— Ты пришел, Иуда, — тихо сказал Он. - Я рад, что ты пришел наконец. Я беспокоился о тебе.
— Обо мне, Равви? Что ж со мной могло случиться?
В голосе Иисуса была такая печальная ласка, что Иуда почувствовал на мгновение, как острая тоска схватила его когтями.
— Ты был у больного? — спросил Иисус.
-Да.
— И ты помог ему?
— Н-нет.
— Что же, ты не сумел?
— Н... не смог, — прошептал Иуда.
И вдруг тоска доросла до невыносимости, до злобы.
— Равви, почему ты не спишь? — резко спросил он Иисуса.
— Мне вспомнилось мое детство, — отвечал Иисус все с той же печальной лаской. — Мне было лет двенадцать. И я шел куда-то с матерью моей. — Он на минуту замолчал, а потом продолжал: — Тогда мне все еще улыбались. Всегда улыбались. Я даже не представлял, что можно взглянуть.на человека, а он не ответит тебе улыбкой.

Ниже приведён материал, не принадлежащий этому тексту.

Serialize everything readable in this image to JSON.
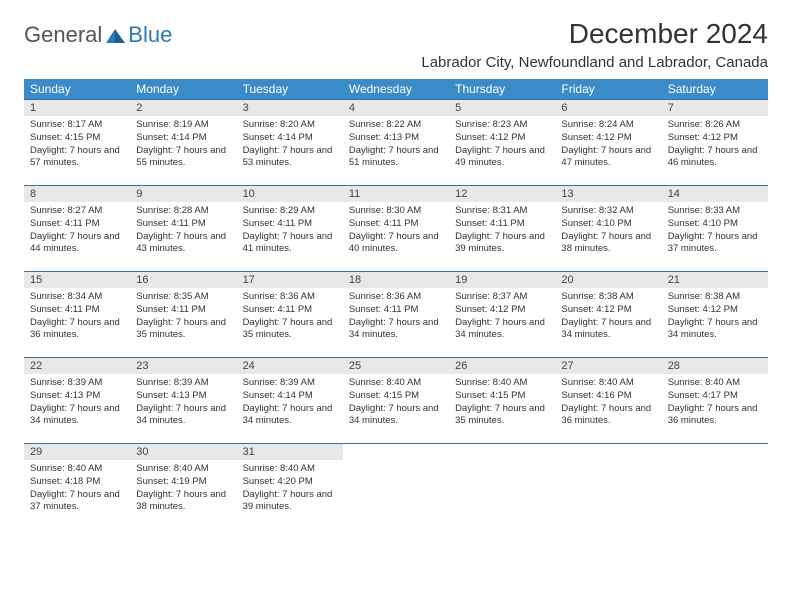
{
  "logo": {
    "part1": "General",
    "part2": "Blue"
  },
  "title": "December 2024",
  "subtitle": "Labrador City, Newfoundland and Labrador, Canada",
  "colors": {
    "header_bg": "#3b8bc9",
    "header_text": "#ffffff",
    "daynum_bg": "#e8e8e8",
    "border": "#3b6f9e",
    "logo_blue": "#2a7ab9"
  },
  "day_headers": [
    "Sunday",
    "Monday",
    "Tuesday",
    "Wednesday",
    "Thursday",
    "Friday",
    "Saturday"
  ],
  "weeks": [
    [
      {
        "n": "1",
        "sr": "8:17 AM",
        "ss": "4:15 PM",
        "dl": "7 hours and 57 minutes."
      },
      {
        "n": "2",
        "sr": "8:19 AM",
        "ss": "4:14 PM",
        "dl": "7 hours and 55 minutes."
      },
      {
        "n": "3",
        "sr": "8:20 AM",
        "ss": "4:14 PM",
        "dl": "7 hours and 53 minutes."
      },
      {
        "n": "4",
        "sr": "8:22 AM",
        "ss": "4:13 PM",
        "dl": "7 hours and 51 minutes."
      },
      {
        "n": "5",
        "sr": "8:23 AM",
        "ss": "4:12 PM",
        "dl": "7 hours and 49 minutes."
      },
      {
        "n": "6",
        "sr": "8:24 AM",
        "ss": "4:12 PM",
        "dl": "7 hours and 47 minutes."
      },
      {
        "n": "7",
        "sr": "8:26 AM",
        "ss": "4:12 PM",
        "dl": "7 hours and 46 minutes."
      }
    ],
    [
      {
        "n": "8",
        "sr": "8:27 AM",
        "ss": "4:11 PM",
        "dl": "7 hours and 44 minutes."
      },
      {
        "n": "9",
        "sr": "8:28 AM",
        "ss": "4:11 PM",
        "dl": "7 hours and 43 minutes."
      },
      {
        "n": "10",
        "sr": "8:29 AM",
        "ss": "4:11 PM",
        "dl": "7 hours and 41 minutes."
      },
      {
        "n": "11",
        "sr": "8:30 AM",
        "ss": "4:11 PM",
        "dl": "7 hours and 40 minutes."
      },
      {
        "n": "12",
        "sr": "8:31 AM",
        "ss": "4:11 PM",
        "dl": "7 hours and 39 minutes."
      },
      {
        "n": "13",
        "sr": "8:32 AM",
        "ss": "4:10 PM",
        "dl": "7 hours and 38 minutes."
      },
      {
        "n": "14",
        "sr": "8:33 AM",
        "ss": "4:10 PM",
        "dl": "7 hours and 37 minutes."
      }
    ],
    [
      {
        "n": "15",
        "sr": "8:34 AM",
        "ss": "4:11 PM",
        "dl": "7 hours and 36 minutes."
      },
      {
        "n": "16",
        "sr": "8:35 AM",
        "ss": "4:11 PM",
        "dl": "7 hours and 35 minutes."
      },
      {
        "n": "17",
        "sr": "8:36 AM",
        "ss": "4:11 PM",
        "dl": "7 hours and 35 minutes."
      },
      {
        "n": "18",
        "sr": "8:36 AM",
        "ss": "4:11 PM",
        "dl": "7 hours and 34 minutes."
      },
      {
        "n": "19",
        "sr": "8:37 AM",
        "ss": "4:12 PM",
        "dl": "7 hours and 34 minutes."
      },
      {
        "n": "20",
        "sr": "8:38 AM",
        "ss": "4:12 PM",
        "dl": "7 hours and 34 minutes."
      },
      {
        "n": "21",
        "sr": "8:38 AM",
        "ss": "4:12 PM",
        "dl": "7 hours and 34 minutes."
      }
    ],
    [
      {
        "n": "22",
        "sr": "8:39 AM",
        "ss": "4:13 PM",
        "dl": "7 hours and 34 minutes."
      },
      {
        "n": "23",
        "sr": "8:39 AM",
        "ss": "4:13 PM",
        "dl": "7 hours and 34 minutes."
      },
      {
        "n": "24",
        "sr": "8:39 AM",
        "ss": "4:14 PM",
        "dl": "7 hours and 34 minutes."
      },
      {
        "n": "25",
        "sr": "8:40 AM",
        "ss": "4:15 PM",
        "dl": "7 hours and 34 minutes."
      },
      {
        "n": "26",
        "sr": "8:40 AM",
        "ss": "4:15 PM",
        "dl": "7 hours and 35 minutes."
      },
      {
        "n": "27",
        "sr": "8:40 AM",
        "ss": "4:16 PM",
        "dl": "7 hours and 36 minutes."
      },
      {
        "n": "28",
        "sr": "8:40 AM",
        "ss": "4:17 PM",
        "dl": "7 hours and 36 minutes."
      }
    ],
    [
      {
        "n": "29",
        "sr": "8:40 AM",
        "ss": "4:18 PM",
        "dl": "7 hours and 37 minutes."
      },
      {
        "n": "30",
        "sr": "8:40 AM",
        "ss": "4:19 PM",
        "dl": "7 hours and 38 minutes."
      },
      {
        "n": "31",
        "sr": "8:40 AM",
        "ss": "4:20 PM",
        "dl": "7 hours and 39 minutes."
      },
      null,
      null,
      null,
      null
    ]
  ],
  "labels": {
    "sunrise": "Sunrise: ",
    "sunset": "Sunset: ",
    "daylight": "Daylight: "
  }
}
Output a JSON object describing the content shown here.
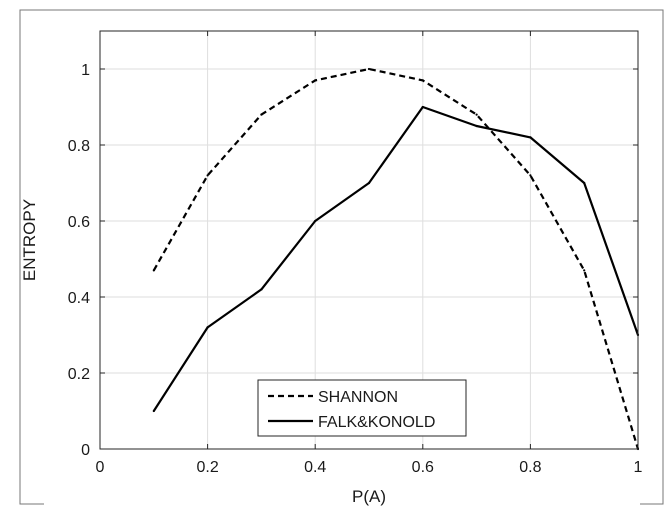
{
  "chart_data": {
    "type": "line",
    "xlabel": "P(A)",
    "ylabel": "ENTROPY",
    "xlim": [
      0,
      1
    ],
    "ylim": [
      0,
      1.1
    ],
    "xticks": [
      0,
      0.2,
      0.4,
      0.6,
      0.8,
      1
    ],
    "yticks": [
      0,
      0.2,
      0.4,
      0.6,
      0.8,
      1
    ],
    "xtick_labels": [
      "0",
      "0.2",
      "0.4",
      "0.6",
      "0.8",
      "1"
    ],
    "ytick_labels": [
      "0",
      "0.2",
      "0.4",
      "0.6",
      "0.8",
      "1"
    ],
    "grid": true,
    "legend_position": "bottom-center",
    "series": [
      {
        "name": "SHANNON",
        "style": "dashed",
        "color": "#000000",
        "x": [
          0.1,
          0.2,
          0.3,
          0.4,
          0.5,
          0.6,
          0.7,
          0.8,
          0.9,
          1.0
        ],
        "y": [
          0.47,
          0.72,
          0.88,
          0.97,
          1.0,
          0.97,
          0.88,
          0.72,
          0.47,
          0.0
        ]
      },
      {
        "name": "FALK&KONOLD",
        "style": "solid",
        "color": "#000000",
        "x": [
          0.1,
          0.2,
          0.3,
          0.4,
          0.5,
          0.6,
          0.7,
          0.8,
          0.9,
          1.0
        ],
        "y": [
          0.1,
          0.32,
          0.42,
          0.6,
          0.7,
          0.9,
          0.85,
          0.82,
          0.7,
          0.3
        ]
      }
    ]
  }
}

А вот тут вдруг один человек не ответил. И я помню, как у меня сжалось сердце. Мать заплакала за меня, а я... я тоже заплакал, но за него. Мне стало так страшно за этого человека...
— Спи, Равви, ведь скоро рассвет.
— Да, и ты, Иуда, спи.
* * * * * * *
Иуда забылся сном. И опять было во сне много людей. И одни плакали, а другие хохотали. Но вдруг один зарыдал так сильно, что сердце Иуды перевернулось от этого. Кажется, оно разорвалось бы, если бы не раздался спокойный веский голос, такой спокойный и достойный, что Иуде стало даже неловко за свою тоску и смятение, и он сказал почему-то: «Да, да, сейчас». А среброволосый первосвященник (ибо это был его голос) говорил: «Успокойся. Тебе надо отдохнуть. Ты самый добрый. Самый мудрый. Ты — Свет».
И Иуда проснулся. Комната была залита солнцем. Все уже встали и занимались каждый своим делом, кто в доме, кто во дворе.
В углу полулежал Иисус, подперев голову рукой, и не глядел на Иуду.
— Иди, Иуда, сегодня у тебя много дела, — сказал Он. — Я соберу вас на вечерю перед Пасхой. Надо купить еду и приготовить угощение.
В комнату вошла Мария Магдалина, неся сосуд с дорогим мир-ром. Она подошла к Иисусу и стала умащать Его драгоценным благовонием.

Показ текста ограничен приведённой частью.